Geology and Rock Outcrops

The scenery of Glen Canyon Park is also distinguished by numerous large outcrops of rock. The most striking of these consist of reddish, layered "Franciscan" chert. These outcrops have clearly visible banding (see photo) which is due to the different weathering of the layers.

The bedrock of the canyon is made up of rocks of the Marin Headlands terrane, which is a large packet of rock that extends diagonally from the Marin Headlands (just north of the Golden Gate), through the Twin Peaks and Glen Canyon area, and on to the southeast. This terrane is from 100 to 200 million years old (i.e. the Cretaceous and Jurassic periods). The bedrock of the lower slopes of the canyon - largely hidden under slope debris/ravine fill - is pillow lava or greenstone; these erupted from fissures in the deep ocean floor when the terrane was located hundreds of miles southwest of its present location.
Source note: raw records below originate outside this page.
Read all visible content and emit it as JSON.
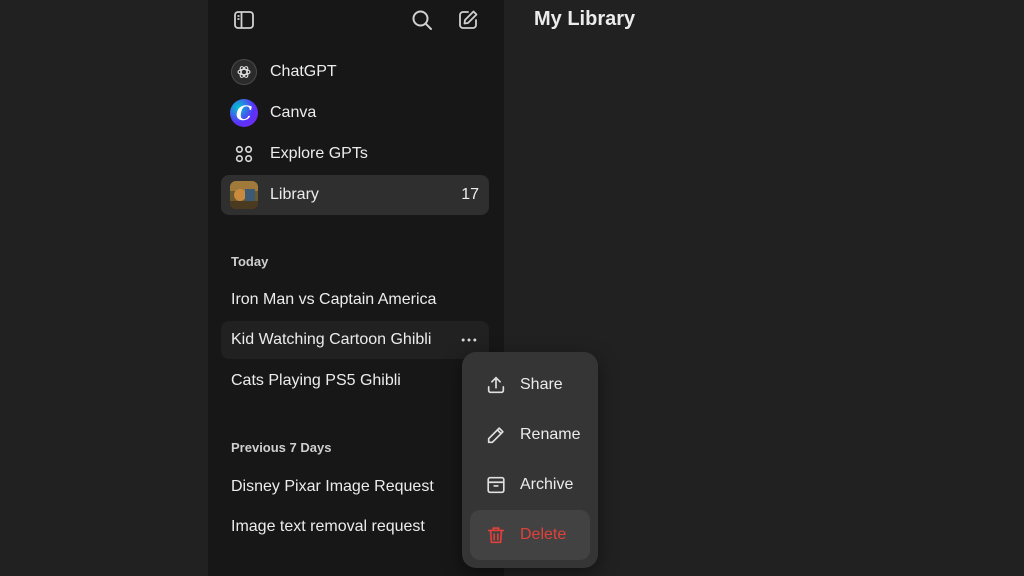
{
  "header": {
    "title": "My Library"
  },
  "sidebar": {
    "nav": [
      {
        "label": "ChatGPT",
        "icon": "chatgpt-logo-icon"
      },
      {
        "label": "Canva",
        "icon": "canva-logo-icon",
        "glyph": "C"
      },
      {
        "label": "Explore GPTs",
        "icon": "grid-dots-icon"
      },
      {
        "label": "Library",
        "icon": "library-thumbnail-icon",
        "count": "17"
      }
    ],
    "sections": [
      {
        "label": "Today",
        "items": [
          "Iron Man vs Captain America",
          "Kid Watching Cartoon Ghibli",
          "Cats Playing PS5 Ghibli"
        ]
      },
      {
        "label": "Previous 7 Days",
        "items": [
          "Disney Pixar Image Request",
          "Image text removal request"
        ]
      }
    ]
  },
  "context_menu": {
    "items": [
      {
        "label": "Share",
        "icon": "share-upload-icon"
      },
      {
        "label": "Rename",
        "icon": "pencil-icon"
      },
      {
        "label": "Archive",
        "icon": "archive-box-icon"
      },
      {
        "label": "Delete",
        "icon": "trash-icon"
      }
    ]
  },
  "colors": {
    "sidebar_bg": "#171717",
    "main_bg": "#212121",
    "menu_bg": "#353535",
    "danger": "#e0413a"
  }
}
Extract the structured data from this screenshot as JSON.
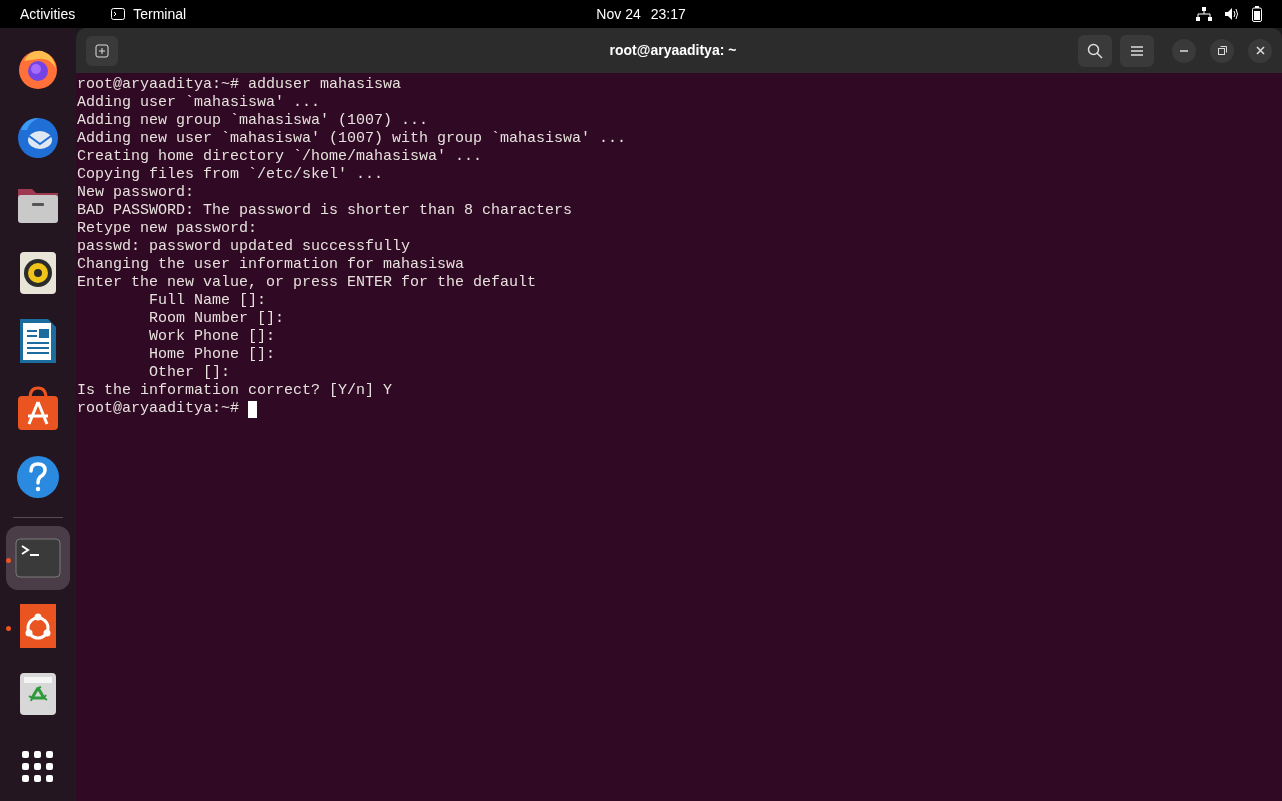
{
  "top_bar": {
    "activities": "Activities",
    "app_name": "Terminal",
    "date": "Nov 24",
    "time": "23:17"
  },
  "dock": {
    "items": [
      {
        "kind": "firefox",
        "running": false,
        "selected": false
      },
      {
        "kind": "thunderbird",
        "running": false,
        "selected": false
      },
      {
        "kind": "files",
        "running": false,
        "selected": false
      },
      {
        "kind": "rhythmbox",
        "running": false,
        "selected": false
      },
      {
        "kind": "writer",
        "running": false,
        "selected": false
      },
      {
        "kind": "appcenter",
        "running": false,
        "selected": false
      },
      {
        "kind": "help",
        "running": false,
        "selected": false
      },
      {
        "kind": "separator"
      },
      {
        "kind": "terminal",
        "running": true,
        "selected": true
      },
      {
        "kind": "ubuntu",
        "running": true,
        "selected": false
      },
      {
        "kind": "trash",
        "running": false,
        "selected": false
      }
    ]
  },
  "window": {
    "title": "root@aryaaditya: ~"
  },
  "terminal": {
    "lines": [
      "root@aryaaditya:~# adduser mahasiswa",
      "Adding user `mahasiswa' ...",
      "Adding new group `mahasiswa' (1007) ...",
      "Adding new user `mahasiswa' (1007) with group `mahasiswa' ...",
      "Creating home directory `/home/mahasiswa' ...",
      "Copying files from `/etc/skel' ...",
      "New password:",
      "BAD PASSWORD: The password is shorter than 8 characters",
      "Retype new password:",
      "passwd: password updated successfully",
      "Changing the user information for mahasiswa",
      "Enter the new value, or press ENTER for the default",
      "        Full Name []:",
      "        Room Number []:",
      "        Work Phone []:",
      "        Home Phone []:",
      "        Other []:",
      "Is the information correct? [Y/n] Y"
    ],
    "prompt": {
      "text": "root@aryaaditya:~# ",
      "cursor": true
    }
  }
}
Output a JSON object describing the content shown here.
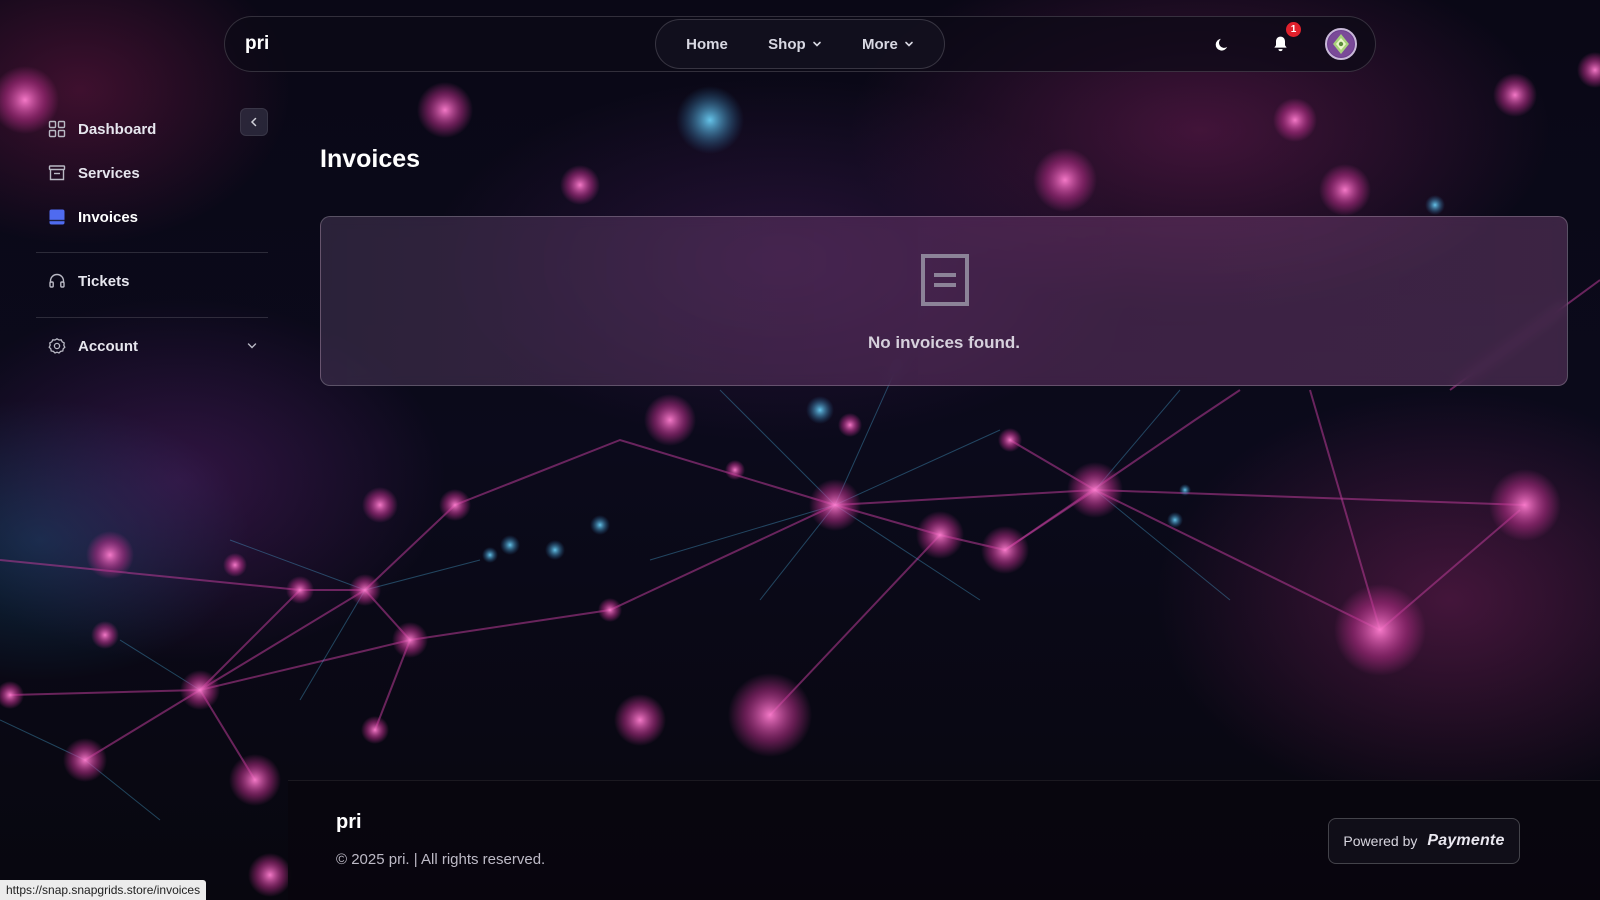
{
  "brand": "pri",
  "nav": {
    "home": "Home",
    "shop": "Shop",
    "more": "More",
    "notifications_count": "1",
    "icons": [
      "moon-icon",
      "bell-icon",
      "avatar"
    ]
  },
  "sidebar": {
    "items": [
      {
        "label": "Dashboard",
        "icon": "grid-icon"
      },
      {
        "label": "Services",
        "icon": "server-icon"
      },
      {
        "label": "Invoices",
        "icon": "invoice-icon",
        "active": true
      },
      {
        "label": "Tickets",
        "icon": "headset-icon"
      },
      {
        "label": "Account",
        "icon": "gear-icon"
      }
    ]
  },
  "main": {
    "title": "Invoices",
    "empty_message": "No invoices found."
  },
  "footer": {
    "brand": "pri",
    "copyright": "© 2025 pri. | All rights reserved.",
    "powered_by": "Powered by",
    "powered_logo": "Paymente"
  },
  "status_url": "https://snap.snapgrids.store/invoices",
  "colors": {
    "accent": "#4f6bf0",
    "badge": "#e0202c",
    "background": "#07060f"
  }
}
The upper slopes and cliffs are of layered chert, which hardened into rock from the ooze of remains of countless radiolarian creatures that accumulated on top of the lava. The ooze was colored red by iron from hydrothermal springs. Both lava and chert were formed in the deep ocean near the equator, and were rafted northeast on the gradually-moving ocean floor toward California. Near shore, greywacke accumulated on the chert in some areas, including a small part of the southeast slope of Glen Canyon. Subduction then squeezed the terrane against the continent, and it eventually became part of the Franciscan formation that makes up much of coastal California. During subduction - 160 to 80 million years ago - and the subsequent uplift, the terrane was twisted, broken and disrupted, and the chert was deformed into the tight folds now visible in road cuts along O'Shaughnessy Boulevard (see photo).